Now it is certainly folly to excuse in this way the mass murders of such sadistic gangsters as Stalin and Hitler. But there is no doubt that many of the most bloody “liquidators” were guided by the ideas that inspired from time immemorial the attempts of philosophers to meditate on a perfect constitution. Having once hatched out the design of such an ideal order, the author is in search of the man who would establish it by suppressing the opposition of all those who disagree. In this vein, Plato was anxious to find a tyrant who would use his power for the realization of the Platonic ideal state. The question whether other people would like or dislike what he himself had in store for them never occurred to Plato. It was an understood thing for him that the king who turned philosopher or the philosopher who became king was alone entitled to act and that all other people had, without a will of their own, to submit to his orders. Seen from the point of view of the philosopher who is firmly convinced of his own infallibility, all dissenters appear merely as stubborn rebels resisting what will benefit them.
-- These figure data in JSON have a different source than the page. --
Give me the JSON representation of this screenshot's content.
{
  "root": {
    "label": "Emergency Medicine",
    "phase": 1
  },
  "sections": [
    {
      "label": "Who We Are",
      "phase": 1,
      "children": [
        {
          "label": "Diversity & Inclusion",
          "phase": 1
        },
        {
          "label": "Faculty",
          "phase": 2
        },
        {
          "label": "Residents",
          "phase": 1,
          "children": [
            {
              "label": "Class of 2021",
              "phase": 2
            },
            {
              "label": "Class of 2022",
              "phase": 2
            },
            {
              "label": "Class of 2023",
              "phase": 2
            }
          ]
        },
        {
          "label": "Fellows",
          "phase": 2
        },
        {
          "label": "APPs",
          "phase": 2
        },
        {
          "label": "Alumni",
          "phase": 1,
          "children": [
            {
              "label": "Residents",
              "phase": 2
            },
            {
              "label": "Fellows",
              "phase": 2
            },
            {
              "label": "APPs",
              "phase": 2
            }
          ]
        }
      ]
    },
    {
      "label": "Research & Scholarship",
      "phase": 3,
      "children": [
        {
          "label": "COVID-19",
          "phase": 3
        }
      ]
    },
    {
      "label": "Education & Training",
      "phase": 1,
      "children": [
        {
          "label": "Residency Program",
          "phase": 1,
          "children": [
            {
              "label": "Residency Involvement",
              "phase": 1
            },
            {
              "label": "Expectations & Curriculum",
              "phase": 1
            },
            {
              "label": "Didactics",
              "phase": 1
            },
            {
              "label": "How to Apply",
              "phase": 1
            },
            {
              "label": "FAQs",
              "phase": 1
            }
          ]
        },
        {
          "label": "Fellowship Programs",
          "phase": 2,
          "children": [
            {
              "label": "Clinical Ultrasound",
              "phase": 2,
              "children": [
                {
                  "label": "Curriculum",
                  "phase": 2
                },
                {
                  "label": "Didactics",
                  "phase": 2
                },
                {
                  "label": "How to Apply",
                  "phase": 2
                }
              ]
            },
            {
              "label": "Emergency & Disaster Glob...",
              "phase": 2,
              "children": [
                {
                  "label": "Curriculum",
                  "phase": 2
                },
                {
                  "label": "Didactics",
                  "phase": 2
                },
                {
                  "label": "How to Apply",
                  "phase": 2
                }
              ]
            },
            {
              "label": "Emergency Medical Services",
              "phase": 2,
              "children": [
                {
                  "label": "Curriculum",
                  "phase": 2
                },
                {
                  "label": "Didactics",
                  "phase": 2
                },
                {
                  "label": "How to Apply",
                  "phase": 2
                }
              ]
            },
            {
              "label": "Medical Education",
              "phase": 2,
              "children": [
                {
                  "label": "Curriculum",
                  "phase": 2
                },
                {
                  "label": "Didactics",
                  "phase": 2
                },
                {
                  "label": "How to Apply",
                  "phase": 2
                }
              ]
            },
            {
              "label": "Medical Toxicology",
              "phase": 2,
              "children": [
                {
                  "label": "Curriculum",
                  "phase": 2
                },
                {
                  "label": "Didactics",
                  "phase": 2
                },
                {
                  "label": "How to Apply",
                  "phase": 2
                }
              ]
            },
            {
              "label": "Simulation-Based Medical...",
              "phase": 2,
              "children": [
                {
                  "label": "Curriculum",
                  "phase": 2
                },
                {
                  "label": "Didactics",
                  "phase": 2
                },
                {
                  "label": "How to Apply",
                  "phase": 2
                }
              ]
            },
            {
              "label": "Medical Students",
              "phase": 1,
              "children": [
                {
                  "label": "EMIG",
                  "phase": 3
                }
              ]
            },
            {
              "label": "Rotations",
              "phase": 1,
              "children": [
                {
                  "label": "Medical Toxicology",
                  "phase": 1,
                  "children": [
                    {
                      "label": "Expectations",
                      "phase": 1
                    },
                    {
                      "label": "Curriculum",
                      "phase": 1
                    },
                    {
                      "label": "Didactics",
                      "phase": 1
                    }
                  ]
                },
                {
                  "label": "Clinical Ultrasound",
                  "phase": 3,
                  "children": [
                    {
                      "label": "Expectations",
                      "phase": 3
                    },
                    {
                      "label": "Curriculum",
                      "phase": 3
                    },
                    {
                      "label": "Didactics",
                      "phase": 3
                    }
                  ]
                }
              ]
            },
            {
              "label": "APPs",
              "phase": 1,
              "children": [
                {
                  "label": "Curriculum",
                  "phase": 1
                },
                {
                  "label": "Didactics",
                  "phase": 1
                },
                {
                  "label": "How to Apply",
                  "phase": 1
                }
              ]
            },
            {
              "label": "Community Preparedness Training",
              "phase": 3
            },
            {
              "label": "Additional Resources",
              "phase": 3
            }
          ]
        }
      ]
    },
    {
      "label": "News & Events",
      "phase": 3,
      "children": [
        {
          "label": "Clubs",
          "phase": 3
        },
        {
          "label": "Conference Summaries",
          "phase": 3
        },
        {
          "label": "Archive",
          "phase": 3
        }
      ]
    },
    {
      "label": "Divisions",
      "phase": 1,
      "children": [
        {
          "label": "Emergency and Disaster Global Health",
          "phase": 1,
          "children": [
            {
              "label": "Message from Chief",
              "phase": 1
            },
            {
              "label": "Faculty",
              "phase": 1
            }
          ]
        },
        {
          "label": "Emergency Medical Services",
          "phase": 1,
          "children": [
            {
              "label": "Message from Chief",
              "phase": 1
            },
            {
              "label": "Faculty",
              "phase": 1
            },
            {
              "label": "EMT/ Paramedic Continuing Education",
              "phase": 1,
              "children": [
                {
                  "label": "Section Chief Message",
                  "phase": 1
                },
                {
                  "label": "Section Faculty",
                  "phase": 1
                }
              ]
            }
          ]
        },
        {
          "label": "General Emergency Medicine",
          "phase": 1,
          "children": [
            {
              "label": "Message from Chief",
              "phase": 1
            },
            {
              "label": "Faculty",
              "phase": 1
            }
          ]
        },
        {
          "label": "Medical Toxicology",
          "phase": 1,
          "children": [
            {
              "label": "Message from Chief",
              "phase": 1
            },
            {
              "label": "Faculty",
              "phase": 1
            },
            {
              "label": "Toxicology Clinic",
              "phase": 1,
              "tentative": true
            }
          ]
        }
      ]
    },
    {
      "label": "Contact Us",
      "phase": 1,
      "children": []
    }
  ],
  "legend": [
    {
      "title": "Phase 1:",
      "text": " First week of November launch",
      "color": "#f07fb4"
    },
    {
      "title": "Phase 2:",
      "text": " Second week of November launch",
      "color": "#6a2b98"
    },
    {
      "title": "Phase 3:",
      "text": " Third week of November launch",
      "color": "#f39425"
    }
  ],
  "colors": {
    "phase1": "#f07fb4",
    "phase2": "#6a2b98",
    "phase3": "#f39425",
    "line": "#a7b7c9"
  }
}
I suppose that this to some extent explains the liberal mindset but I lean more towards a moral or religious explanation. Rather than recognizing freedoms bestowed by our Creator, liberals place Man at the center of all things divorced from God. The evil and fallen nature of man then reveals itself as we’ve seen over and over again where these grand experiments have taken place. Its only due to their hubris and warped sense of infallibility that they keep trying over and over again. Rejecting facts and logic they persist in their attempts to set themselves up as the ruling elite while us peons experience and suffer the consequences of their policies and decrees.
Even a glance at the attributes of Lucifer, or Satan, indicate that they serve their true master well.